O porta-voz da MSF Portugal dá uma mão cheia de exemplos. No Darfur do Sul luta-se pelos recursos, pelo acesso à água e por terrenos agrícolas. Os conflitos armados crescem. Haverá mais, garante ele e um deputado noruguês que diz que o clima será a maior causa de conflitos e migrações de refugiados. Antunes fala também em Moçambique e nos dois ciclones recentes. “Traduziu-se em dois milhões de afetados.
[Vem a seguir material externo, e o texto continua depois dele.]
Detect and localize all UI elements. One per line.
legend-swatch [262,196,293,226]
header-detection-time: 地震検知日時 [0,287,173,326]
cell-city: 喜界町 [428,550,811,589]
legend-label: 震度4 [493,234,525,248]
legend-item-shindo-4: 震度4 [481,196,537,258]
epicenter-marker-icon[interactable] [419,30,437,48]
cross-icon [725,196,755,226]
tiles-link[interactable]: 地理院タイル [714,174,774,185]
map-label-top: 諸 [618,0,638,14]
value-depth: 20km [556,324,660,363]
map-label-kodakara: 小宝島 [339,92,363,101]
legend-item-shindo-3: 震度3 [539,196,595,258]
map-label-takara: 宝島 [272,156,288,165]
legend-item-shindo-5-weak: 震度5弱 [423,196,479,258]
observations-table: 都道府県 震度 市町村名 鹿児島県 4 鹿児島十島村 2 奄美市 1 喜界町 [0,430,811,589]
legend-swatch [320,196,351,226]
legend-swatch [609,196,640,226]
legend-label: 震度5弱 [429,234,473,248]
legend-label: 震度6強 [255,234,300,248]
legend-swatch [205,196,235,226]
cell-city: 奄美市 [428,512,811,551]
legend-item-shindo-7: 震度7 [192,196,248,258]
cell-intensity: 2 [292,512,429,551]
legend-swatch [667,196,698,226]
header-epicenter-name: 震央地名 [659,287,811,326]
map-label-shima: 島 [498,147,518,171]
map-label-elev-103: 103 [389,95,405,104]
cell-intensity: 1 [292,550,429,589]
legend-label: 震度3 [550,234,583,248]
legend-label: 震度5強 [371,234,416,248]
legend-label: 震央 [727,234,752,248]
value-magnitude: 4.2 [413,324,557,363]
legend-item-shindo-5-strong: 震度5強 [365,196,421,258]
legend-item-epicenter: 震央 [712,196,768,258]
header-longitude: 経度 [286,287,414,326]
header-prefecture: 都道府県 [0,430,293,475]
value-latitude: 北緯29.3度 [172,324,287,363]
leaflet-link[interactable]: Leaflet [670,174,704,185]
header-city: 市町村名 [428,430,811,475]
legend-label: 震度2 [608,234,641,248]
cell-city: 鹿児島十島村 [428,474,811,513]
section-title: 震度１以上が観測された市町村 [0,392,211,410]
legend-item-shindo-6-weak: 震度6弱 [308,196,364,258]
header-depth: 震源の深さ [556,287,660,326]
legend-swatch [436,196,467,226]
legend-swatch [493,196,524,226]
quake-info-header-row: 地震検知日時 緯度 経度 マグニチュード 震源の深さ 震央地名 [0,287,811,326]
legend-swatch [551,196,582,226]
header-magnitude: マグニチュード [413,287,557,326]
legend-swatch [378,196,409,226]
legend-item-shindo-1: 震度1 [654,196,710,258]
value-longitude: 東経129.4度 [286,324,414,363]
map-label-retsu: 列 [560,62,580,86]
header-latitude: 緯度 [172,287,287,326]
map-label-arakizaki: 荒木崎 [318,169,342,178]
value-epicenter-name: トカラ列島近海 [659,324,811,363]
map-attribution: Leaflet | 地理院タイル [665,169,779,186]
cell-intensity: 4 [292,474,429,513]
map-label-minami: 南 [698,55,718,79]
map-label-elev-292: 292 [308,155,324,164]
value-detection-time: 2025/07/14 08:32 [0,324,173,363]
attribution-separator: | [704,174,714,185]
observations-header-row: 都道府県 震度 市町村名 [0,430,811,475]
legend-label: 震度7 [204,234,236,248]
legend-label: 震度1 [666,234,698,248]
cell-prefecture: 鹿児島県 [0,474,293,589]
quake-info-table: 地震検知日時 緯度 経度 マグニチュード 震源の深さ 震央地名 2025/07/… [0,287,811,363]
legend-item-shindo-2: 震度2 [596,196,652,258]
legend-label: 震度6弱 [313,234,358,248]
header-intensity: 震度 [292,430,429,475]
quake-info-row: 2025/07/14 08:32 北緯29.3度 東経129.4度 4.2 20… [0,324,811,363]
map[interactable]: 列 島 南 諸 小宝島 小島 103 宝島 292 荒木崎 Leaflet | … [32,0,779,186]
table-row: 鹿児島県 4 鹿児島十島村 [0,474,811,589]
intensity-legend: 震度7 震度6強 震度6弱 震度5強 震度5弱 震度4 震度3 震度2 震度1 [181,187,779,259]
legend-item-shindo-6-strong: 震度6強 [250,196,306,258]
Mexeu com a qualidade de vida das pessoas afetadas e observou-se uma proliferação de patologias, como cólera e um aumento exponencial de pacientes com malária.” Ou o caso do Bangladesh e a subida das águas, que estão a salinizar os terrenos e a obrigar à mudança em massa de milhões de pessoas para locais já por si lotados, complicando as condições sanitárias. A dignidade não se progaga como a miséria. Finalmente, o caso das Honduras, onde as chuvas constantes estão a provocar “o maior surto de dengue dos últimos 50 anos”. E remata: “Até 2050, estima-se que haja um número aproximado de 200 milhões de migrantes ou deslocados por razões climáticas”.

The Washington Post

Outro drama, explica João Branco, está associado ao metano (CH4), o tal gás expelido pelas vacas que originou histórias como aquela na Universidade de Coimbra. “Há ecossistemas a morrer. Em Portugal, os carvalhais de folha caduca praticamente desapareceram todos. Os sobreirais estão a morrer no Alentejo. O Ártico, as florestas boreais que existem à volta do Ártico… Este ano houve incêndios brutais. Nas zonas boreais está o permafrost, o terreno congelado permanentemente, e que grande parte está a derreter e a libertar imensa quantidade de metano, que tem um poder de efeito estufa muito superior ao dióxido de carbono. (...) Toda a região gelada do norte da Sibéria, Canadá, Alasca, Gronelândia, está a acumular matéria orgânica há milhões de anos. Tem muito metano preso no solo gelado. Com o derretimento desse solo, esse metano é libertado para a atmosfera, ao nível da libertação de CO2 pelos carros.”

O mundo está a mudar e Greta, acusada de andar a reboque de famílias ricas ou de ser marioneta dos pais, está a servir de megafone. Uns veem hipocrisia, outros uma necessidade. Uma coisa é certa: “A ajuda humanitária é cada vez mais necessária em muitos destes sítios que mencionei”, diz o porta-voz da MSF Portugal. “Sentimos que há uma necessidade de prestar ajuda humanitária a mais pessoas.” E as alterações climáticas estão a potenciar esse cenário.

Mas há também o outro lado, que não consegue conceber um mundo que se desenvolve sem destruir os recursos. Será sempre um amanhã menos clean. “Há muita coisa que está relacionada com o desenvolvimento industrial”, diz João Duque. “Não podemos refazer as história, não é possível. Podemos escrever uns romances de ficção científica, mas não se consegue refazer a história. (...) O que ela defende é o céu, é uma utopia. Não tem mal nenhum ser utópico. Mas é uma farsa, é hipócrita. É bonito mas não se pode fazer sem a insatisfação dos povos.”

Greta chegou a dizer que, “durante toda a vida”, foi como “uma rapariga invisível que está lá atrás e ninguém a vê ou ouve”. A vida de Greta mudou e o debate sobre o clima também.